Enquanto se faz este alarido sobre as questões logístico-burocráticas que rodeiam os exames e “incómodos” associados (como fazem, por exemplo, os excelsos representantes paternais), deixa-se incólume o cerne da questão: os exames mais não são do que o álibi do MEC (que é tanto mais eficaz quanto a poeira levantada…) para encobrir a falta de rigor e de exigência (para usar o jargão do próprio) do ensino que a sua política educativa fomenta.
O verdadeiro problema que estes exames colocam (na condições concretas desta política educativa – da sua lógica paradoxal: indigente nos gastos e propósitos e mega na estrutura – e do modo como ela está a moldar o nosso sistema de ensino) não é de ordem logística e administrativa, como não é também de natureza ideológica (embora, para quem defenda esta óptica, ser “a favor” ou “ser contra” os exames conte sempre e é sempre pretexto para mais umas alfinetadas na posição contrária). São antes de mais pedagógicas e tangem à qualidade do ensino, objectivo maior de qualquer sistema educativo digno desse nome. E nem sequer é por os exames surgirem antes das aulas acabarem; isso até acaba por ser secundário.
Observemos então – para não se julgar que isto é apenas uma elucubração teorética (sobretudo para os que têm uma visão mais rudimentar das coisas, que lhes oculta que teoria e prática são duas faces de uma só moeda) – o que se passa nas escolas e colégios (não apenas por cá, embora a realidade nacional nos seja mais acessível) que têm por objectivo (desde logo mercantil-concorrencial) aparecer no topo dos resultados dos exames.

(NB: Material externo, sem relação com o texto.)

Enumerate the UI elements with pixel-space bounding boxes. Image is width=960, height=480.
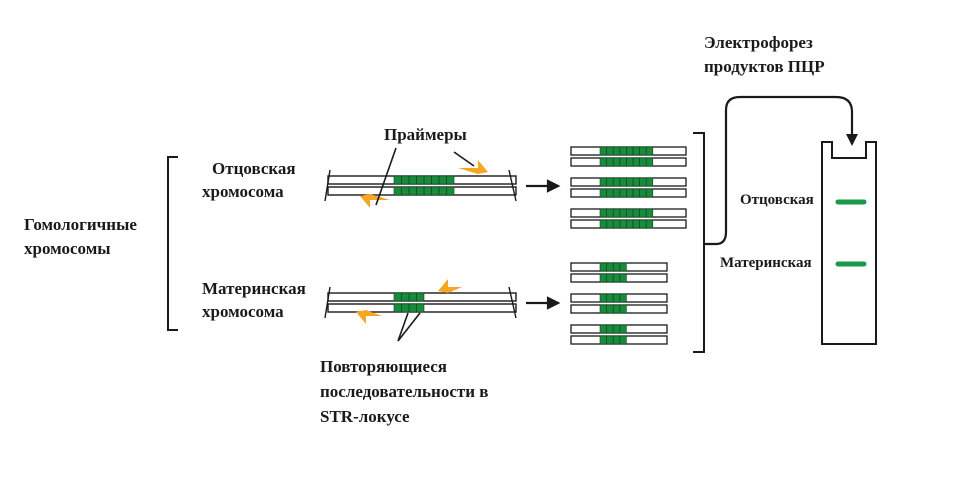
paternal-break-right [508, 169, 517, 202]
gel-label-paternal: Отцовская [740, 192, 814, 208]
electrophoresis-label-line1: Электрофорез [704, 33, 813, 52]
primer-paternal-top [458, 160, 488, 174]
maternal-label-line1: Материнская [202, 279, 306, 298]
primer-paternal-bottom [360, 194, 390, 208]
paternal-label-line1: Отцовская [212, 159, 296, 178]
paternal-label-line2: хромосома [202, 182, 284, 201]
repeats-label-line2: последовательности в [320, 382, 489, 401]
pcr-products [570, 146, 687, 345]
maternal-label-line2: хромосома [202, 302, 284, 321]
maternal-break-right [508, 286, 517, 319]
maternal-break-left [324, 286, 331, 319]
paternal-break-left [324, 169, 331, 202]
path-to-gel-arrowhead [846, 134, 858, 146]
repeats-label-line3: STR-локусе [320, 407, 410, 426]
arrow-maternal-head [546, 296, 561, 310]
paternal-repeat-block [393, 175, 455, 196]
maternal-chromosome-strands [324, 286, 517, 319]
primers-label: Праймеры [384, 125, 467, 144]
primer-maternal-bottom [356, 310, 382, 324]
repeat-pointer-right [397, 312, 421, 342]
gel-label-maternal: Материнская [720, 255, 812, 271]
arrow-paternal-head [546, 179, 561, 193]
repeat-pointers [397, 312, 421, 342]
maternal-repeat-block [393, 292, 425, 313]
electrophoresis-label-line2: продуктов ПЦР [704, 57, 825, 76]
homologous-bracket [167, 156, 178, 331]
path-to-gel [704, 95, 854, 246]
repeats-label-line1: Повторяющиеся [320, 357, 447, 376]
homologous-label-line1: Гомологичные [24, 215, 137, 234]
primer-maternal-top [438, 279, 462, 293]
primer-pointers [375, 147, 475, 206]
gel-outline [821, 141, 877, 345]
homologous-label-line2: хромосомы [24, 239, 111, 258]
repeat-pointer-left [397, 312, 409, 342]
primer-pointer-left [375, 147, 397, 206]
primer-pointer-right [453, 151, 475, 167]
products-bracket [693, 132, 705, 353]
gel [821, 141, 877, 345]
primers [356, 160, 488, 324]
pcr-arrows [526, 179, 561, 310]
paternal-chromosome-strands [324, 169, 517, 202]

Trabalhar visando os resultados dos exames conduz rapidamente à uniformização das estratégias e práticas pedagógicas, à padronização do tipo de ensino e à mera instrumentalização e coisificação do conhecimento. Para já não falar do tipo de formação ético-moral que induz: o individualismo e a concorrência exacerbadas, vistas como “modo natural de ser e agir”.
Contra isto, alguns dirão: não vale a pena levantar tantos fantasmas com estes exames; “eu preparei os meus alunos para os exames sem ‘stresses”. Respondo a essa visão” tranquilizadora” e, nalguns casos, “angélica” (para não falar da preconceituosa que aproveita para fazer finca-pé na sua trincheira “pró exames”) que, além daquelas realidades e tendências observáveis, também ignoram ou negligenciam (ou fazem vista grossa a isso) algumas outras coisas fundamentais:
– É o próprio MEC que faz da avaliação externa o princípio e o fim da sua política educativa, já que não tem nada de qualitativamente consistente para apresentar: “A generalização da avaliação externa é um dos objetivos inscritos no Programa de Governo. Procura-se assim promover o sucesso dos alunos com base num caminho de maior rigor e exigência, que o Ministério da Educação e Ciência tem vindo a aprofundar”. Institui-se assim uma espiral perversa e viciosa: os exames,os seus resultados, atestam a eficácia do sistema e esta confirma-se naqueles: os exames justificam-se e propagam-se por si mesmos. (Já agora, é a isto que chamo “examocracia”). A qualidade do ensino, o objectivo essencial de qualquer política educativa, tornar-se-à como que o “recalcado” desta estratégia, desaparecendo na sombra – e assim, aos poucos, os resultados dos exames (que o “facilitismo” manobra facilmente ao sabor dos ciclos eleitorais) valerão por tudo o resto.
– Os professores não são parvos e tirarão ilações daquele pressuposto programático e das respectivas consequências, a saber: os exames constituem uma prova redobrada de desconfiança no seu trabalho, e os resultados dos exames também acabarão por os avaliar de algum modo. Resultado: ninguém desejará ficar para traz e, gradualmente, as pedagogias instrumentais-adestrantes tornar-se-ão hegemónicas no sistema. Trabalhar-se-à, de uma forma ou de outra, em função dos exames; e isso volver-se-à na normalidade, que todos respirarão, dando cada vez menos por ela. Neste contexto, se queremos mais exames, se achamos que devemos aprofundar essa opção, só por ingenuidade é que se poderá supor que eles então desempenharão um papel meramente regulador ou aferidor (papel limitado e equilibrado(r) que desde sempre defendi para eles).
– Esta concepção pragmática e utilitária do ensino, estribada na política examocrática, é a que se adequa verdadeiramente às duas grandes finalidades (que se articulam entre si) que o governo projecta para a Educação: mercantilização e elitização do ensino (numa palavra: um ensino que, para se subordinar às exigências do mercado, fomenta as desigualdades e potencia a precariedade).